Ed Stafford, National Geographic’s Adventurer of the Year for 2010, is the only known man to have walked the entire length of the Amazon. If you are taking the trip to Machu Picchu, you might also take a look at Mark Adams’ Turn Right at Machu Picchu (2012) another in the Plume series, “One Step at a Time.”
An all-encompassing collection of pieces written by some of Peru's most prominent thinkers and leaders, as well as those living in the communities of the land. The Peru Reader explores Peruvian culture throughout the years, and how the nation has been shaped by the politics of past and present centuries.

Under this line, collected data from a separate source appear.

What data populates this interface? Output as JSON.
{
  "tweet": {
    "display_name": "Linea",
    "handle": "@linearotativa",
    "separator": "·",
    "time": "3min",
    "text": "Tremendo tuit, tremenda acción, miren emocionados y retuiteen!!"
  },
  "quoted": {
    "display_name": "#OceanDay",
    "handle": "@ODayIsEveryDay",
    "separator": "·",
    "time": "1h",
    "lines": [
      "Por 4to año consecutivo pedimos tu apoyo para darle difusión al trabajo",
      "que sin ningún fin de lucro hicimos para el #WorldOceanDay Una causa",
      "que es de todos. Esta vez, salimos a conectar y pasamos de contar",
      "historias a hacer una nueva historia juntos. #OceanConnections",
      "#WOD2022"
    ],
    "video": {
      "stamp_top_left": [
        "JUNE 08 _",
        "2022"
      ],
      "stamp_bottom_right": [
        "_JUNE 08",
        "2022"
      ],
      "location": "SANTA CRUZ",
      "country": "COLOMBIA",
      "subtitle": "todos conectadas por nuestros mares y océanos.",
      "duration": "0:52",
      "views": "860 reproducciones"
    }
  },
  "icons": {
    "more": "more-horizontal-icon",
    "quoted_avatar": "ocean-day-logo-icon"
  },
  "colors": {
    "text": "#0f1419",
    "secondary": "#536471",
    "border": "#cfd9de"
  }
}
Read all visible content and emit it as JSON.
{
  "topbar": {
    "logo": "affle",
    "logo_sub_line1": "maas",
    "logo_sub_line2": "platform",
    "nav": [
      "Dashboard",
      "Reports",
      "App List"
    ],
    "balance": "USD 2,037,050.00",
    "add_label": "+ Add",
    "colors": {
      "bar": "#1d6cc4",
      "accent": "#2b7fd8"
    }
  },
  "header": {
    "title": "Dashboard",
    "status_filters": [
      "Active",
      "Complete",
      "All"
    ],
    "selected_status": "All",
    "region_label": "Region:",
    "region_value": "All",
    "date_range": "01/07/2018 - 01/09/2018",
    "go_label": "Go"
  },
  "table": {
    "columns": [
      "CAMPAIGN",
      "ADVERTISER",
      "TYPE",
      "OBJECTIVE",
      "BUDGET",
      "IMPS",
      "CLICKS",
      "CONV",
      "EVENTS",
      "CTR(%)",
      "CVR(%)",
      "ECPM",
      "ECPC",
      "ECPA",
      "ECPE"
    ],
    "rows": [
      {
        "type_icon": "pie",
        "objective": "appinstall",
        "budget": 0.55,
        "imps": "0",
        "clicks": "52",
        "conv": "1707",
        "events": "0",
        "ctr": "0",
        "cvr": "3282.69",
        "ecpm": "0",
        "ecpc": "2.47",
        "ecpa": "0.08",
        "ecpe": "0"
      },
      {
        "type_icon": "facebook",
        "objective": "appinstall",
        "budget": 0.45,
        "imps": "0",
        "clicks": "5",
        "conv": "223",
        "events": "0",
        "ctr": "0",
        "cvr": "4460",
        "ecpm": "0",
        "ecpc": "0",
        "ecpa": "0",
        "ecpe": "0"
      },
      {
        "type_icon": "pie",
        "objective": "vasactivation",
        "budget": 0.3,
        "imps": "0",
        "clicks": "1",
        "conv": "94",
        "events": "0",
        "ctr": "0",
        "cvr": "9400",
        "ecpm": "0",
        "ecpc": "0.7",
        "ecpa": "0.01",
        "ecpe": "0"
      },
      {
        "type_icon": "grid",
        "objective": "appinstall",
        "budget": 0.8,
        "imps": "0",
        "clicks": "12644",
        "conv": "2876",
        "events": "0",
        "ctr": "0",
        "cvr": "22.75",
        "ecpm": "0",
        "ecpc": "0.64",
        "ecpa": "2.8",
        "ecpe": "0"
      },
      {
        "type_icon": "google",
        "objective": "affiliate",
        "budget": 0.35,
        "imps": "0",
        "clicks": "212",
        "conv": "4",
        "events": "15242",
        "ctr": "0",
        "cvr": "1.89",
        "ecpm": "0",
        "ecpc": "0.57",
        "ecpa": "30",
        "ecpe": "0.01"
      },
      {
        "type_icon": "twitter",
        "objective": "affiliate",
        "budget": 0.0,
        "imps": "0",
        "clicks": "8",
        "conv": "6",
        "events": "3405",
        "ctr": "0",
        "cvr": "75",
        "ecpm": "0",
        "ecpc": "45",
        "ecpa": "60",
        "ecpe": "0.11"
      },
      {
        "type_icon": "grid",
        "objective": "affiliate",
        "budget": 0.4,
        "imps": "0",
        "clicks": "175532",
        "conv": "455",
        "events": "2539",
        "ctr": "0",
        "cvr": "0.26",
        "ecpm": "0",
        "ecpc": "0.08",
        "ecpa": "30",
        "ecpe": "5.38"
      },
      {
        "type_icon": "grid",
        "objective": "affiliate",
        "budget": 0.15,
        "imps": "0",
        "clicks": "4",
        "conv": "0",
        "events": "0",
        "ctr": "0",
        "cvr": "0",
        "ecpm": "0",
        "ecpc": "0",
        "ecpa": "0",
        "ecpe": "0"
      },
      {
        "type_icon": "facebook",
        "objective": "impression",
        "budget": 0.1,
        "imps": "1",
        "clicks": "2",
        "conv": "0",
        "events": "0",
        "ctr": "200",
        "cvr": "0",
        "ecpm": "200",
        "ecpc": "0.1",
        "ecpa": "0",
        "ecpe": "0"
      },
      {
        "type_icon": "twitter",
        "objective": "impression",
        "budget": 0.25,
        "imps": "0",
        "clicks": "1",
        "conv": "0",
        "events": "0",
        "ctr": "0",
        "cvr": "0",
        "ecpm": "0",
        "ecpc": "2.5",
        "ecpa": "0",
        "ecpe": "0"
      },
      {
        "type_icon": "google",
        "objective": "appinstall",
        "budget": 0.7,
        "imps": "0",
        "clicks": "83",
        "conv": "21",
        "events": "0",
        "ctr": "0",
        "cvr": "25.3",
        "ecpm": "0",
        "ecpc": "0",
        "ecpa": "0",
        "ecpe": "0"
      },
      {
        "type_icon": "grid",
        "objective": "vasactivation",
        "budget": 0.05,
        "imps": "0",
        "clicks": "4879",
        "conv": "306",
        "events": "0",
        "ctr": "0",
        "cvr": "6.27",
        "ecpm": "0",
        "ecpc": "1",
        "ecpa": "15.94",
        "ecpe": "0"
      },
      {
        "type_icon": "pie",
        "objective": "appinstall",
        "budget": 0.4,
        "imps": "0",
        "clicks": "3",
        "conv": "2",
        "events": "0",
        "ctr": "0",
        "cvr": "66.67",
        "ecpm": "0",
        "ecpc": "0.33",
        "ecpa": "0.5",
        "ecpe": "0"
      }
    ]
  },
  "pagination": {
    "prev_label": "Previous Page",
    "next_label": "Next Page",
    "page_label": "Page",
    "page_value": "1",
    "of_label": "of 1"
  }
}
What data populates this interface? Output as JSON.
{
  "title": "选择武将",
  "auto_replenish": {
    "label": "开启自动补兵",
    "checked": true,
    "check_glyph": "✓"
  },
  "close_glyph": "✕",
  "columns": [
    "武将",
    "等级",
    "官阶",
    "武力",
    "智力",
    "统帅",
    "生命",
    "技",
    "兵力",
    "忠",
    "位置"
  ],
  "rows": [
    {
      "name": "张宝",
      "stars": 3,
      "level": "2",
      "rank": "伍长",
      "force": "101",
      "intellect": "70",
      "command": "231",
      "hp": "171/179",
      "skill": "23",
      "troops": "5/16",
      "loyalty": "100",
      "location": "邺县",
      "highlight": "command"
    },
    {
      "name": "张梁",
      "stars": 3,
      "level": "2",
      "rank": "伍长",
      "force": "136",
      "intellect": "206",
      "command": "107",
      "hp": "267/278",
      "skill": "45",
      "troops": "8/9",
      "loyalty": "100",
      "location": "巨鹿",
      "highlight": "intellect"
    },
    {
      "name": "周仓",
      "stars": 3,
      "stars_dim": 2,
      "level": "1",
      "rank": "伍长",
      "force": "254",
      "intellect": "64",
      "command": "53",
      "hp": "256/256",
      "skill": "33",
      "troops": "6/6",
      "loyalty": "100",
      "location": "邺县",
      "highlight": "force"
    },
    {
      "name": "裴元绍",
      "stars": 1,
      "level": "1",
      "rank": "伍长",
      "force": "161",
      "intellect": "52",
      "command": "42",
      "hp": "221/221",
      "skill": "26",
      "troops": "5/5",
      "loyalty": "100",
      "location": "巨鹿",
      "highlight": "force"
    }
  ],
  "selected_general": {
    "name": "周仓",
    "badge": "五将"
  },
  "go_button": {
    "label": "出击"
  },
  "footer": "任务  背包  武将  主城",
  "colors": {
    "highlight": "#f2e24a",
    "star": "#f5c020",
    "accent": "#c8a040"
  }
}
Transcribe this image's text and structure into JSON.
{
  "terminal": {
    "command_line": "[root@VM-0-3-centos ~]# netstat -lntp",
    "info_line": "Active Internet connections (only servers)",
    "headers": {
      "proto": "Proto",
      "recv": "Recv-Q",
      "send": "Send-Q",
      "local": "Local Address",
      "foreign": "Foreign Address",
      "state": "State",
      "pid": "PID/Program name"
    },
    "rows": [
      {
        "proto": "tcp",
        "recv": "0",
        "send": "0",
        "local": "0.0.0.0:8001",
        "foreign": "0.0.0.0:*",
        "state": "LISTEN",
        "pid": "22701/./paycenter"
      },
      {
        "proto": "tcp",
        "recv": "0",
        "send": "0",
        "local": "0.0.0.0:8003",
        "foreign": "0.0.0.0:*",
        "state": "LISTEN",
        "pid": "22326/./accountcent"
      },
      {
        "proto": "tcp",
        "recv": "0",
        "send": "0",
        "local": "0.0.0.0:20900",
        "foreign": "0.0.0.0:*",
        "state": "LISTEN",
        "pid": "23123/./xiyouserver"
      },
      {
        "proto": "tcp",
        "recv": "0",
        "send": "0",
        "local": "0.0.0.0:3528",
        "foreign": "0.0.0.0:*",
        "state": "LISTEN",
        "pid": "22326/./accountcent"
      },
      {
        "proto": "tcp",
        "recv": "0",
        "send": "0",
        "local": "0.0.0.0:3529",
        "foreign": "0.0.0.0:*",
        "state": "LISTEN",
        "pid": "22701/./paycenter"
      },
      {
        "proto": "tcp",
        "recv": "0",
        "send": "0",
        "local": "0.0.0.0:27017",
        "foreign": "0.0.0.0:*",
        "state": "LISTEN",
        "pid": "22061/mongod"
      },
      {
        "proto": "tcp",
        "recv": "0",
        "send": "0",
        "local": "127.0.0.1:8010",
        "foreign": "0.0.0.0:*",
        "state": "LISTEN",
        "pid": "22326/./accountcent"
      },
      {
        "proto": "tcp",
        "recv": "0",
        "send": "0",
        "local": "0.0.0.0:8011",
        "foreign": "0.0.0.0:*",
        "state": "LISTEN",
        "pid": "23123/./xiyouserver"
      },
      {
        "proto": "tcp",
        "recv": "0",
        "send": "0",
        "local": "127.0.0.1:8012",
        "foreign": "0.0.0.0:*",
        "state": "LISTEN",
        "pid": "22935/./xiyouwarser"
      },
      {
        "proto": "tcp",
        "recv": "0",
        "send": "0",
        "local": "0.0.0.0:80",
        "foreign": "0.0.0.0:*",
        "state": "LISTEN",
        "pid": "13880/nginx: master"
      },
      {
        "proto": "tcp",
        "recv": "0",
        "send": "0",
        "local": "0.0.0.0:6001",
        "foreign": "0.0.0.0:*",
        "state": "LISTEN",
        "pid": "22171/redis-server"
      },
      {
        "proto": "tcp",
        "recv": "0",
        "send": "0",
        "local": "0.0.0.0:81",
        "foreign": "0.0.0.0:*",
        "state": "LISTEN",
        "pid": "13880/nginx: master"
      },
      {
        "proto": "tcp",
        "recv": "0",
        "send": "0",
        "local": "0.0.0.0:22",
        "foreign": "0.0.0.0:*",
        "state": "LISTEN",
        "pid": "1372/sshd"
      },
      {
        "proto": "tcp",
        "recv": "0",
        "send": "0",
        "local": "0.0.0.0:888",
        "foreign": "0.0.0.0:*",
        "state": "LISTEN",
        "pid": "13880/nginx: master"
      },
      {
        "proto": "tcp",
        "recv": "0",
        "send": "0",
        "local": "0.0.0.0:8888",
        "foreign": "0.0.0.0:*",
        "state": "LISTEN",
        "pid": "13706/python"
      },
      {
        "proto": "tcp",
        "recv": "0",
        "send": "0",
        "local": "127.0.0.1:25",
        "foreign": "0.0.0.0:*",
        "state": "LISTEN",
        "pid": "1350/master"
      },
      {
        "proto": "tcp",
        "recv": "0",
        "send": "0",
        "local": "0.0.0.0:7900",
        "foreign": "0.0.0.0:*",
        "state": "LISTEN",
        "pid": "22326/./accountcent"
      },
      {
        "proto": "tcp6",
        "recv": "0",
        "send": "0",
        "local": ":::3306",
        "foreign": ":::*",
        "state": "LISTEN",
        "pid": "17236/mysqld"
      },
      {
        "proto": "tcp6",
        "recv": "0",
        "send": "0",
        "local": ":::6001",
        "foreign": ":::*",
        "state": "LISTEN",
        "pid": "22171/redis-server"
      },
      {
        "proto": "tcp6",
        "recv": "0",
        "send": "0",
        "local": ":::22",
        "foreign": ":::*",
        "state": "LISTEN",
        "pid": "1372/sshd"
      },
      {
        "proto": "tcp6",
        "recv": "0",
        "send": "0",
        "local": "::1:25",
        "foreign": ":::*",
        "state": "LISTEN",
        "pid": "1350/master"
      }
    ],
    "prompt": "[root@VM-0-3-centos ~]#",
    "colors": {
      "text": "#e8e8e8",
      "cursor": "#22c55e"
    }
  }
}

Looking at Peru's culture from pre-Columbian times to today, Ferreira and Dargent-Chamot, provide an in depth look at the social integration of Peru’s Indian and Hispanic population. In particular, the two authors focus on how Peru’s geography has been an important factor in its cultural and social expression.
A premier ecotourism destination, Pacaya Samiria National Reserve is one of the most protected habitats in the Peruvian Amazon. Keep an eye out for the pink dolphins and giant river otters that make the three rivers of this region, the Pacayay, the Samiria, and the Yanayacu-Pucate, home. Oh, and look out for the anacondas too!